Acto seguido, antes de que Russecks pudiera ponerle pegas, McEvoy afirmó que si bien comprendía la dificultad que sin duda les planteaba a los caballeros de provincias el estar al tanto de las costumbres imperantes en la buena sociedad de Londres, por ello mismo le parecía sumamente importante que observaran una actitud abierta y una humilde disposición a ser instruidos.

—Y ahora deponed la espada, que jamás debiera caballero alguno alzar sin causa, y tened la amabilidad de presentarnos a vuestra hija.

A Russecks lo desgarraba la duda, y no era capaz de decidirse entre el deseo de adaptarse a los usos de la corte y la renuncia a entregar a su hija Henrietta a los abrazos de los visitantes. Su esposa tomó el asunto en sus manos.

—¡Henrietta, muévete! —le recriminó, hablando en dirección a la puerta—. ¡Los caballeros van a pensar que eres una malcriada!

Al punto salió la muchacha de detrás de la hoja de madera, se inclino ante los dos hombres y se situó, muy pizpireta, frente a McEvoy, dispuesta a recibir el saludo Whitehall, el cual ejecutó el irlandés si cabe con más elán que antes. Al mismo tiempo, la señora Russecks dirigiose hacia Ebenezer y dijo:

—Encantadísimas, sir Benjamín; es un gran placer.
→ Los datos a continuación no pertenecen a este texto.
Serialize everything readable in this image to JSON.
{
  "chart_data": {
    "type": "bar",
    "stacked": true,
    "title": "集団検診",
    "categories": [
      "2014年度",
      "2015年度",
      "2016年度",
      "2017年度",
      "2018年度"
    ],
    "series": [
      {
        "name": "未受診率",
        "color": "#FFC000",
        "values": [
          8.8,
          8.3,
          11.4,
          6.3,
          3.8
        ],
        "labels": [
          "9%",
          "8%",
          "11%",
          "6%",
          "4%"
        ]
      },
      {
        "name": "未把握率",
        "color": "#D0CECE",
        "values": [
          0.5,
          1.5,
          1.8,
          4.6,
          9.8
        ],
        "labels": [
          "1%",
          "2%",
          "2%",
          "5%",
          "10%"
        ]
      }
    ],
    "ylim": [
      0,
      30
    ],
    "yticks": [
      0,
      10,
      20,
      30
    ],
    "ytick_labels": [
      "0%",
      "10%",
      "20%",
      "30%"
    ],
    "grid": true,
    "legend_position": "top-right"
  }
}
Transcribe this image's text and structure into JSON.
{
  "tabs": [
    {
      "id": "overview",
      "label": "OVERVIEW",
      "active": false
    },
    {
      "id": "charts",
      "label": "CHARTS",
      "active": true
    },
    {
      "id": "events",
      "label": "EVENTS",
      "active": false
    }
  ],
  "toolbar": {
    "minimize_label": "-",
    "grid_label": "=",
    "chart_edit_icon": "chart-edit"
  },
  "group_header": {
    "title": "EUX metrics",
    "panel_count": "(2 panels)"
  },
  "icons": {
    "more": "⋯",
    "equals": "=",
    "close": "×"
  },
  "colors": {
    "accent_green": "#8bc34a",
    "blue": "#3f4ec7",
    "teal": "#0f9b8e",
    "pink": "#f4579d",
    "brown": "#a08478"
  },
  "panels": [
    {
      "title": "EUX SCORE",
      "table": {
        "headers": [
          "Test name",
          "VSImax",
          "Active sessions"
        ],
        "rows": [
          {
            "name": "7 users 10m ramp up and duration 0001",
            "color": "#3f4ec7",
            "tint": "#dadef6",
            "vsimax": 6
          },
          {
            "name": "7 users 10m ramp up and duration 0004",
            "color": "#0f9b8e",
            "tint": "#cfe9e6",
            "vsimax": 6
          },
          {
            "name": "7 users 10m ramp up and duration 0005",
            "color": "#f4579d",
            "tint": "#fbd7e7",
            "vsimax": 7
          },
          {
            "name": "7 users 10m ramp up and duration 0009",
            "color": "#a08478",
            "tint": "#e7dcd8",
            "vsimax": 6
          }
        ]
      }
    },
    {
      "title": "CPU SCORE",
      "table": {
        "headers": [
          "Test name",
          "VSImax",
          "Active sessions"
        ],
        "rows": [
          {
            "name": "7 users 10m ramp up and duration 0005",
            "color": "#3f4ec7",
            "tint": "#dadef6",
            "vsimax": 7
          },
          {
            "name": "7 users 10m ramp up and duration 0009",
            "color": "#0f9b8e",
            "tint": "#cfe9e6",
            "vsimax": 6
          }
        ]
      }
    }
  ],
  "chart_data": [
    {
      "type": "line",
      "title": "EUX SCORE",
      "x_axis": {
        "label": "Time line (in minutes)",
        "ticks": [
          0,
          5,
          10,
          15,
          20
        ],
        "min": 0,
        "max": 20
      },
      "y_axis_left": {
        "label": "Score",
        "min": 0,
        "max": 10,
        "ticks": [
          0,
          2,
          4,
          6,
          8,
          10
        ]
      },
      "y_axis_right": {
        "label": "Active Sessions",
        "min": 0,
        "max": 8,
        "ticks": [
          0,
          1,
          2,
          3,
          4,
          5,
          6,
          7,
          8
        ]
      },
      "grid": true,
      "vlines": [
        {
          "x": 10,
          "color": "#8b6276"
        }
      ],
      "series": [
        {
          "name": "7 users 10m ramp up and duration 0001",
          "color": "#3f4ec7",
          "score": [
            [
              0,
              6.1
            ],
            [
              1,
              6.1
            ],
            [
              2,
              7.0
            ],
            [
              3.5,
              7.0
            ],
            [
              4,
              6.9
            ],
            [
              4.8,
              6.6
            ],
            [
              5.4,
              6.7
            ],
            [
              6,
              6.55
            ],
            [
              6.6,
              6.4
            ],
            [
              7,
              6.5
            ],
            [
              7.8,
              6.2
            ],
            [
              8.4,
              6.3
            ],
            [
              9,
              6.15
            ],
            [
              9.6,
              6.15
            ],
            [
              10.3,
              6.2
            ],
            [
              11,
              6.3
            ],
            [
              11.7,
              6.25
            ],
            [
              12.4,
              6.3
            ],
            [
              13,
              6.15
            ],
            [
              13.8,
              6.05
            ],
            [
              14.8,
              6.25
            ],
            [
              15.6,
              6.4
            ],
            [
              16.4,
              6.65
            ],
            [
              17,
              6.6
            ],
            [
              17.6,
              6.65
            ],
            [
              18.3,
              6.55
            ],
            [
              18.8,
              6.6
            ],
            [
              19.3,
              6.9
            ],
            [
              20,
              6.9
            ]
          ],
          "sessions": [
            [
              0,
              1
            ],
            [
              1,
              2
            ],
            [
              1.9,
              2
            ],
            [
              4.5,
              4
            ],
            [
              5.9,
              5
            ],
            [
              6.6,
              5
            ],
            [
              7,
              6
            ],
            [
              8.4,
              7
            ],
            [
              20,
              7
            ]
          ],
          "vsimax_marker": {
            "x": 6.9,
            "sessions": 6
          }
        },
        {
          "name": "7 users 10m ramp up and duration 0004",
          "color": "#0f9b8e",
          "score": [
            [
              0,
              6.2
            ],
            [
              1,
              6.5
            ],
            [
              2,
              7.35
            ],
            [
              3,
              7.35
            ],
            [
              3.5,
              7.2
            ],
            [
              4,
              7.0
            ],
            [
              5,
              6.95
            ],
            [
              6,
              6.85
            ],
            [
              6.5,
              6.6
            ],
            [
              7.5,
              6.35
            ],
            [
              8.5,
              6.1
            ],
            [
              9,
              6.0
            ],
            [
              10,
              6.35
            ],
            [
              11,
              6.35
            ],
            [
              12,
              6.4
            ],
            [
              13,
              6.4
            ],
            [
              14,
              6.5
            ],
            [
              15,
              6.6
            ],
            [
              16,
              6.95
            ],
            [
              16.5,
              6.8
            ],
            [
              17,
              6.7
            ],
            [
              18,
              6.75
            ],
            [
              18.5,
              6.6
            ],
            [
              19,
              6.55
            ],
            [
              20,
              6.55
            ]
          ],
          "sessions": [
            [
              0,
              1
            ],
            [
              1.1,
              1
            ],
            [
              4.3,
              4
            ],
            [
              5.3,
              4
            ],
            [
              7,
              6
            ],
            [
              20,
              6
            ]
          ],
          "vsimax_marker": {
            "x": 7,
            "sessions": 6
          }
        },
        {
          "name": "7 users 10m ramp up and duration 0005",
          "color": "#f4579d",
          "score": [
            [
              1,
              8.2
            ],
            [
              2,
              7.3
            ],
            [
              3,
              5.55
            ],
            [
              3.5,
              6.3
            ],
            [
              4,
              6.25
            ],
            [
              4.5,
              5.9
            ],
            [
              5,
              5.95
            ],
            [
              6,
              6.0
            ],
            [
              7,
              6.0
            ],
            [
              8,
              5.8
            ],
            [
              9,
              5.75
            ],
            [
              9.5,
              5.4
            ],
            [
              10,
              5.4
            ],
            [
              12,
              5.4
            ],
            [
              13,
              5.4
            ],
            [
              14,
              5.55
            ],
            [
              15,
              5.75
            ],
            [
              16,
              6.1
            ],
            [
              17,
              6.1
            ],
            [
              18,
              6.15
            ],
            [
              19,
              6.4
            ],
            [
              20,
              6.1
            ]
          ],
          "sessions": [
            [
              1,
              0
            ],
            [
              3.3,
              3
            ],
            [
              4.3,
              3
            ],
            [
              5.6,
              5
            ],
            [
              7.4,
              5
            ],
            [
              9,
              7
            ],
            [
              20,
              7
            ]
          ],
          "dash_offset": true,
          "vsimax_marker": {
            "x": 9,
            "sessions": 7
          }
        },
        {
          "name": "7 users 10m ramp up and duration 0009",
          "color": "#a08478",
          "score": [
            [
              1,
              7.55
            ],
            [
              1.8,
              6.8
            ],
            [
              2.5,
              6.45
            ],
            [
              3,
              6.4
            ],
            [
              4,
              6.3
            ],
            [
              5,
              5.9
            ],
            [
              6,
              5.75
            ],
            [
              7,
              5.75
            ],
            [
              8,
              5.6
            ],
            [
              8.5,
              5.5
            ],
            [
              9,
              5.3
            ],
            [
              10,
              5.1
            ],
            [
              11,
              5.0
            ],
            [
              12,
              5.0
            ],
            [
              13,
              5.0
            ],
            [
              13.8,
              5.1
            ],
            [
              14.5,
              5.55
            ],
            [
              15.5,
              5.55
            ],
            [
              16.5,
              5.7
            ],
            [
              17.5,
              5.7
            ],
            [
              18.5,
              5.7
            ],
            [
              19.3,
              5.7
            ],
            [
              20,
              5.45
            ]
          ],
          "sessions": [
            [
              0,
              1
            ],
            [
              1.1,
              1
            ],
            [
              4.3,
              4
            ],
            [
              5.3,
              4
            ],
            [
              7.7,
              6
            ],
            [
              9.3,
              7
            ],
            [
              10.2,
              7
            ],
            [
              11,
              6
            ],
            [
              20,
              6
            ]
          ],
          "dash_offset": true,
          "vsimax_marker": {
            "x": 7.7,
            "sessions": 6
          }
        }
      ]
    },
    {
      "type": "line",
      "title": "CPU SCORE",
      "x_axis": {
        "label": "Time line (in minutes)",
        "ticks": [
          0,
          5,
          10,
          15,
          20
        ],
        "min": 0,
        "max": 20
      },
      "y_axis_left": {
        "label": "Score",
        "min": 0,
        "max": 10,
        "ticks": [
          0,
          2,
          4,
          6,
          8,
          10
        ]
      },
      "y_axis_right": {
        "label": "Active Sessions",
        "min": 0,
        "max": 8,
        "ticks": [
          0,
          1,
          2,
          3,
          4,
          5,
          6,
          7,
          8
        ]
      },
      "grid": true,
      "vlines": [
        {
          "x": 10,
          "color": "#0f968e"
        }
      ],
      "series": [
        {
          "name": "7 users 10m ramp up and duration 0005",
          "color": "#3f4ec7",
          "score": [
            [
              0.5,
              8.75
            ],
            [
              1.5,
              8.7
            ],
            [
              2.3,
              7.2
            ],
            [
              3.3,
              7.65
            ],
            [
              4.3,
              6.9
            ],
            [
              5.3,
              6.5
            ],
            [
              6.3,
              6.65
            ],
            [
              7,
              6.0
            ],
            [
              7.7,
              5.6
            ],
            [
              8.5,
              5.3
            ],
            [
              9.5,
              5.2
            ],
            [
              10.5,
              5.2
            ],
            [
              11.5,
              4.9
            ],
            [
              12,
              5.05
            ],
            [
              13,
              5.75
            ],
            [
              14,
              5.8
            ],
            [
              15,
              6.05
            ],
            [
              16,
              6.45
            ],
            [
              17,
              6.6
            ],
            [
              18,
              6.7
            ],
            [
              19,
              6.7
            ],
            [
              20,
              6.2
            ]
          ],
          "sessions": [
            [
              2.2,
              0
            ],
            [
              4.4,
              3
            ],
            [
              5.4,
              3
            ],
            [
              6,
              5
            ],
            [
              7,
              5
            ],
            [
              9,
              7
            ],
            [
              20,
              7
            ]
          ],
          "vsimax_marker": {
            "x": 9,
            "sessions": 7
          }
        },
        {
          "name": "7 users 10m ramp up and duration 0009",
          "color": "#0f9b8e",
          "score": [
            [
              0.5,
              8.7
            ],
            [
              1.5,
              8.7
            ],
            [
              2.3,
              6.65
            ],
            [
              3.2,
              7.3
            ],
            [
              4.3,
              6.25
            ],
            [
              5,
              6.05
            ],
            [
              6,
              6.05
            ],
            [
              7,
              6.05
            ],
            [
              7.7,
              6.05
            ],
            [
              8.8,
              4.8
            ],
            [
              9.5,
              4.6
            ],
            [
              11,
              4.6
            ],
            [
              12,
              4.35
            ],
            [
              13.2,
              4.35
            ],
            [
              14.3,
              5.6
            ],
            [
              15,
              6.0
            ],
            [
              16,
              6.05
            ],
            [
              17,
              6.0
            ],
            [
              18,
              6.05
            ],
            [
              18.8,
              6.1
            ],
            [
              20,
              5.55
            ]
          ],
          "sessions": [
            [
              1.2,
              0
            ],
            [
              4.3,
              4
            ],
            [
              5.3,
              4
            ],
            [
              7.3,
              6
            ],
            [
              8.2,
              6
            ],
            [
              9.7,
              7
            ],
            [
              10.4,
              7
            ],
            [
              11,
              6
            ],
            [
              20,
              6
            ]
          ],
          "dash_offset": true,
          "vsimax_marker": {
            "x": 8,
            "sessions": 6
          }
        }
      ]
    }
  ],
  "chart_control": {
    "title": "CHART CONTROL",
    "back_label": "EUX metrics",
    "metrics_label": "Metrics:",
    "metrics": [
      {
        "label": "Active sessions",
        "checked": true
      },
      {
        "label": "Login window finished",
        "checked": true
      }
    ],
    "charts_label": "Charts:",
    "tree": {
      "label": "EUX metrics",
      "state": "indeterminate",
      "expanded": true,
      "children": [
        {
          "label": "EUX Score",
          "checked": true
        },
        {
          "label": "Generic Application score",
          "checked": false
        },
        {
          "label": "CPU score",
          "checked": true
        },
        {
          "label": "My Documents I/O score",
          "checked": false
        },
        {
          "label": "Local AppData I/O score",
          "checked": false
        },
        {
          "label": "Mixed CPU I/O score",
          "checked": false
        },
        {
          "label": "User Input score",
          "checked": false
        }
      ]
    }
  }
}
Así que, quieras que no, el poeta viose obligado a hacer otro tanto, y luego repitió con la muchacha de cabello rubio ceniza y mirada ávida, que se presentó ante él aún arrebatada por el beso de McEvoy, en tanto el molinero lo contemplaba todo con aire de consternación e impotencia.

Mary Mungummory sonreía beatíficamente.

—Si habéis menester de mí, estoy en la posada —dijo.

—En ese caso podéis llevar la yegua a la cuadra ahora mismo y pagarme por adelantado su manutención de hoy —dijo Russecks, malhumorado.

Mary hizo lo que le decían y se fue, mas no sin que antes Ebenezer advirtiera un intercambio de miradas entre ella y la señora Russecks. En un momento en que su marido presumía ante McEvoy de cobrar los gastos diarios de establo a toda caballería que pasaba más de medio día en Church Creek, la señora Russecks miró a Mary como preguntando: «¿Es posible que este joven descarado haya engañado de veras a mi marido?», y más adelante: «¿He de creer que sus intenciones son las que parecen?». La respuesta de Mary consistió en un guiño tan exagerado y lascivo que al poeta le dio un escalofrío de temor.